Aufgrund der absehbaren, durch den Klimawandel verschärften Verknappung natürlicher Ressourcen ist mit zunehmender Nutzungskonkurrenz und mit einer Ausweitung von Verteilungskonflikten zu rechnen. Dies betrifft fruchtbare Böden und Süßwasservorräte, aber auch die Lebensräume bedrohter Tier- und Pflanzenarten. Eine solche Situation zunehmender Knappheit und Konflikte darf aber in den Industrieländern nicht zum Vorwand für eine auf Besitzstandwahrung und bloße Gefahrenabwehr ausgerichtete Umweltpolitik werden. Schon heute stehen Alternativen für Industrie- wie Entwicklungsländer zur Verfügung: Dazu gehören eine effizientere Energieverwendung, der Ausbau erneuerbarer Energien, eine radikal veränderte Stadt- und Verkehrsplanung und der konsequente Umstieg auf eine nachhaltige Landwirtschaft. So kann der globale Kurswechsel eingeleitet und Armut abgebaut werden. Der Klimawandel wird aufgrund der Erwärmung der Ozeane und des Abschmelzens der Eisschilde in den Polarregionen und Hochgebirgen aber auch zu einem Anstieg des Meeresspiegels führen. Dies wird den Fortbestand der kleinen Inselstaaten bedrohen und Millionen von Menschen, die in tief liegenden Küstengebieten leben, zur Abwanderung zwingen. Deshalb und wegen der wachsenden Zahl von Menschen, die ihren Lebensunterhalt wegen des Klimawandels an ihrem angestammten Ort nicht mehr bestreiten können, besteht die Notwendigkeit einer global ansetzenden, internationalen Migrationspolitik. Heimatlos gewordene Menschen müssen aufgenommen werden; sie müssen Zugang zu Lebens- und Arbeitschancen in Regionen erhalten, die vom Klimawandel weniger stark belastet sind. (Kapitel 4, S. 77ff .)
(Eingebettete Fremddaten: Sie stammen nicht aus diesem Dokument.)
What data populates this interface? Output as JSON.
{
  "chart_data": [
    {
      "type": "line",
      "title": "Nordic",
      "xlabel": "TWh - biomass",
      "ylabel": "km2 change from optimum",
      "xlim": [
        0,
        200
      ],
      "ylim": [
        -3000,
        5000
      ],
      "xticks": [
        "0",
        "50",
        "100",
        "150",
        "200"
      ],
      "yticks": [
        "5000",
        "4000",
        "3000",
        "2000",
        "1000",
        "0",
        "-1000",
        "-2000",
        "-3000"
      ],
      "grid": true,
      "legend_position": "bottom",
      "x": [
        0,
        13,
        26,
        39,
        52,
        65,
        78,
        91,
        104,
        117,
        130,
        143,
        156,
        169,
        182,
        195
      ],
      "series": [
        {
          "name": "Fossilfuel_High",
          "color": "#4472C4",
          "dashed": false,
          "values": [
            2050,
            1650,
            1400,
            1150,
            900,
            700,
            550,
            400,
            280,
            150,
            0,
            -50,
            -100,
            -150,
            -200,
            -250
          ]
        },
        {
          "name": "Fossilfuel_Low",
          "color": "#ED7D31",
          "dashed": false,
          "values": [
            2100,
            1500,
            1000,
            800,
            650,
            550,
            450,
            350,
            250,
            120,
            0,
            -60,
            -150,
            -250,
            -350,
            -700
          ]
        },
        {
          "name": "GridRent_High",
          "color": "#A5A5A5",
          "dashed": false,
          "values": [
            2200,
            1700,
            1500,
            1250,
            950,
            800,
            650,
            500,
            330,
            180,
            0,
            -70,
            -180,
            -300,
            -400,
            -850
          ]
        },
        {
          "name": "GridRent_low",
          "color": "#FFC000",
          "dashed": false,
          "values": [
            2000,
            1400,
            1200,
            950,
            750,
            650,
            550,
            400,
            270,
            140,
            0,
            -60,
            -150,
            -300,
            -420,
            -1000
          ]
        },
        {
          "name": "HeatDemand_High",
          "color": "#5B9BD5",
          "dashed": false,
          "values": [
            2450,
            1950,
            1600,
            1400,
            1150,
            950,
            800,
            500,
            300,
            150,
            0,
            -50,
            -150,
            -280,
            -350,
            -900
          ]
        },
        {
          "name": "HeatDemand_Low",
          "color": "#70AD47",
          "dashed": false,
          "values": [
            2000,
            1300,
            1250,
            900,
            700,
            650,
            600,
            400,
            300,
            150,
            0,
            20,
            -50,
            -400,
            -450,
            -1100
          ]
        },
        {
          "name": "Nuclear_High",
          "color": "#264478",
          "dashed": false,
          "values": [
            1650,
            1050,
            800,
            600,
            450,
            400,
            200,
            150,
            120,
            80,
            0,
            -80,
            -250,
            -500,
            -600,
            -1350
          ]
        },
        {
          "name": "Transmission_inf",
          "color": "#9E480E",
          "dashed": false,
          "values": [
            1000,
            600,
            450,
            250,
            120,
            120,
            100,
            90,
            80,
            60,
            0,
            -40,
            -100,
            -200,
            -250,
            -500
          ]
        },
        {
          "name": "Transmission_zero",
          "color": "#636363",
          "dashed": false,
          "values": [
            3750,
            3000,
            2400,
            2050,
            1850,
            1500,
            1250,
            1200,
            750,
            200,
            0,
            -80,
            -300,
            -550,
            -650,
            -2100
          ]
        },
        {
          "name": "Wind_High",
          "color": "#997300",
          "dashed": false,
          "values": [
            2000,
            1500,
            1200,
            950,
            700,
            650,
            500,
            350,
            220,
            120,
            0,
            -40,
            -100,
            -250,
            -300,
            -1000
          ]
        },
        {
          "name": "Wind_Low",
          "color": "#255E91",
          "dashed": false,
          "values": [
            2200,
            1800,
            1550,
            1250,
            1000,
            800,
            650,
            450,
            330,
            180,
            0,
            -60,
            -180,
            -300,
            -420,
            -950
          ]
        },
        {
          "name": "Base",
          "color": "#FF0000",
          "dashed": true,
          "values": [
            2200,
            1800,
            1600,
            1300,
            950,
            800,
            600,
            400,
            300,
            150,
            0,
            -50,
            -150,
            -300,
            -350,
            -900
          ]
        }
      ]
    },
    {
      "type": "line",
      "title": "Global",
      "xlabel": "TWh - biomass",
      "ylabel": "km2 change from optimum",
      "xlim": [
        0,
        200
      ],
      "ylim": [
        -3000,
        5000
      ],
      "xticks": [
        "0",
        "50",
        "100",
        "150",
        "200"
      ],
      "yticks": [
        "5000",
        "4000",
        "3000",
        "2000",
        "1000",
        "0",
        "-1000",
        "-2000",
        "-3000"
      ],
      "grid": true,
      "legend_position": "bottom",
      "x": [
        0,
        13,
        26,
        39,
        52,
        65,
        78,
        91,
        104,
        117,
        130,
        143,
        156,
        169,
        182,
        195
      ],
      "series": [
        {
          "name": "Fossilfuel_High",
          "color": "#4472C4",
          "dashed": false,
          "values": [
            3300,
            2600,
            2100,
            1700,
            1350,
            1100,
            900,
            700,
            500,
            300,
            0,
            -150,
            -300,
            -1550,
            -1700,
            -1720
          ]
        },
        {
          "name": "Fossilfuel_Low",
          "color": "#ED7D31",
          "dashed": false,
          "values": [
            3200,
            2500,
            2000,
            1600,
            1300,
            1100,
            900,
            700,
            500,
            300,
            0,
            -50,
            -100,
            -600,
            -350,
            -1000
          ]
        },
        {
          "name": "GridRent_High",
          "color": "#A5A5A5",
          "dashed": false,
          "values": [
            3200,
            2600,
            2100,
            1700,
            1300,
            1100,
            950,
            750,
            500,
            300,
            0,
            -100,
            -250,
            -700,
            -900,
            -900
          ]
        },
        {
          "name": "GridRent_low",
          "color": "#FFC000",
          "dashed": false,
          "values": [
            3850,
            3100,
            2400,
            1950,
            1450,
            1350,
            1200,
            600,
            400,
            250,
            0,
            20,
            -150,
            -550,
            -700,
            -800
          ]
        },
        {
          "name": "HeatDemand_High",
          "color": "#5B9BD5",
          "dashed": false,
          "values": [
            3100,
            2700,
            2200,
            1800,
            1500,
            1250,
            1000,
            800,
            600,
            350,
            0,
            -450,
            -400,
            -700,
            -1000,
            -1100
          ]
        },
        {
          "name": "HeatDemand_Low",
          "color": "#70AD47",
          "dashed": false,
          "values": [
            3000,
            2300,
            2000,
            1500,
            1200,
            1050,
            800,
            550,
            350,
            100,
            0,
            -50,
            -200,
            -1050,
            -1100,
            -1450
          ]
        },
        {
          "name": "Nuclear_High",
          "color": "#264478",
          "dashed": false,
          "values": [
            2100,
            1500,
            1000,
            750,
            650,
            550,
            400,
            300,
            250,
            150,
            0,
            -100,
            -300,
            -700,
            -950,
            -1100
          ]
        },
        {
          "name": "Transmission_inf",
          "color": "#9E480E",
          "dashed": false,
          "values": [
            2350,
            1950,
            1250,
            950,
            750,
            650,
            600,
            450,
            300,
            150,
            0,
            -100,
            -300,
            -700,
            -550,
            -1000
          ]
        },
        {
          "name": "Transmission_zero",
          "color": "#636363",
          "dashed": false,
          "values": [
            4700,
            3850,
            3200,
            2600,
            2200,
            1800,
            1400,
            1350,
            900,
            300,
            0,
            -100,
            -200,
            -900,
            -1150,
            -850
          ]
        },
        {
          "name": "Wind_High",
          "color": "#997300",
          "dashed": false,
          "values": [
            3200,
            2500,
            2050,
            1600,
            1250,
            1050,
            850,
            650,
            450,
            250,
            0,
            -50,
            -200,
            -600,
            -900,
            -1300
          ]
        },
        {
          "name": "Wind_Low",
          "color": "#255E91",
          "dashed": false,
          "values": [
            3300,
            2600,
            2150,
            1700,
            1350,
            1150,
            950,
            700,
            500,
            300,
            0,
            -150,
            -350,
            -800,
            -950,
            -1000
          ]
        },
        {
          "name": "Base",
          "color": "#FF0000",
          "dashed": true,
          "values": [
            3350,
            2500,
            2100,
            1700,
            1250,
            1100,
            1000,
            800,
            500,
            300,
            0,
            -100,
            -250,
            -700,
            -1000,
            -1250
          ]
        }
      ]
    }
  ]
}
Diese Aufgaben, vor die der Klimawandel Regierungen, Gesellschaften, Familien und jeden einzelnen Menschen stellt, sind gewaltig. Um sie zu bewältigen, brauchen wir Zuversicht und Beistand. Gott, der Schöpfer und Erhalter des Lebens, hat im Noahbund sein gnädiges und lebenserhaltendes Ja zu seiner Schöpfung auch angesichts von Sünde und Bosheit der Menschen bekräftigt. Der versöhnende Gott befreit in Jesus Christus zu einem Leben, das sich an den Schönheiten der Schöpfung freut, das Lebensrecht aller Menschen und den Eigenwert der nichtmenschlichen Natur achtet und sich einer Ethik der Gerechtigkeit und Nachhaltigkeit verpflichtet weiß. (Kapitel 5, S. 105ff .)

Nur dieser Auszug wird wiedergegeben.